On Monday, a federal judge in Miami sentenced Lester Lavin, 44, to four years and three months in prison, and his girlfriend Anisleydi Vergel Hermida, 31, also of Miami Beach, to six months for helping Lavin launder his cut of the stolen money, according to a press release from the U.S. Attorney’s Office for the Southern District of Florida.
Investigators from the U.S. Attorney for the Southern District of Florida, the FBI’s Miami Field Office and the Miccosukee Police Department worked the case and made the announcement.
They say Lavin worked at the casino, run by the Miccosukee tribe, for 12 years, first as a video technician and then later as a supervisor. Two years after his promotion, in 2011, Lavin and several coworkers began tampering with the gambling machines’ computers at the casino. The machines would generate credit vouchers that were then exchanged for cash at ATMs on the casino floor by other conspirators who were not casino employees.
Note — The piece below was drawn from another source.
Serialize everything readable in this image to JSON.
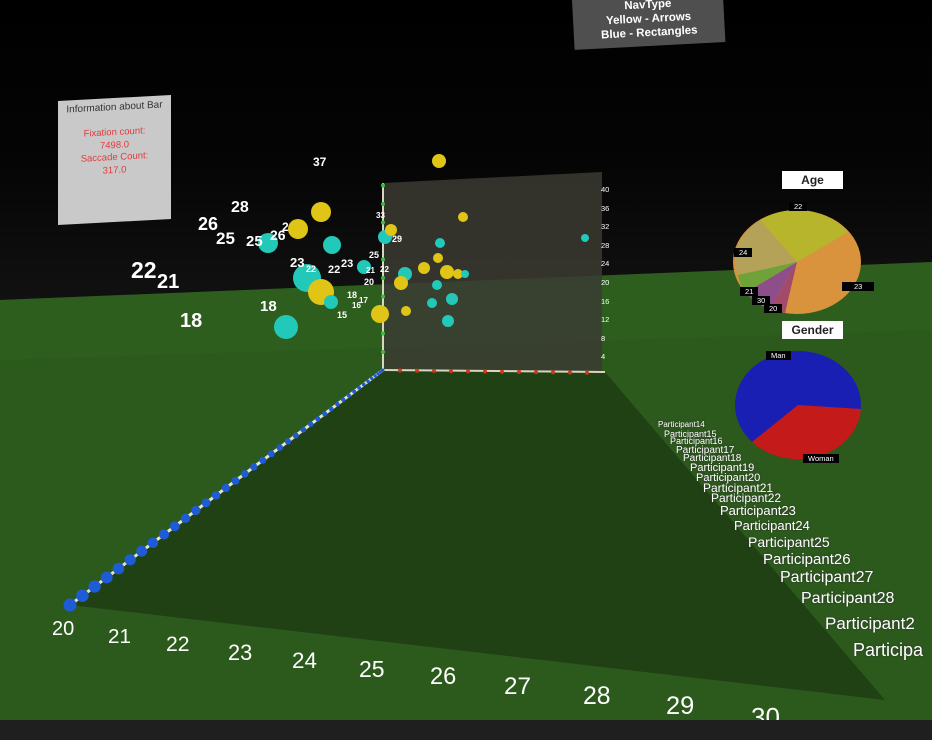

Investigators said Lavin and his co-conspirators –– his own supervisor Michel Aleu, two video technicians, Yohander Jorrin Melhen and Leonardo Betancourt, and others –– committed their fraud and embezzlement scheme for more than four years between 2011 and 2015, and stole about $5.3 million from Miccosukee Indian Gaming.
Last December, Lavin pleaded guilty to three counts, and Vergel Hermida pleaded guilty to conspiracy to commit money laundering. The couple forfeited their Miami Beach condo, another property and Florida Prepaid College Plans for two of Lavin’s children, authorities said. All were purchased with his share of the stolen money.
Aleu, Jorrin Melhen, Betancourt –– all former employees at Miccosukee Resort & Gaming –– and their respective spouses have also pleaded guilty and are awaiting sentencing later this month and in August.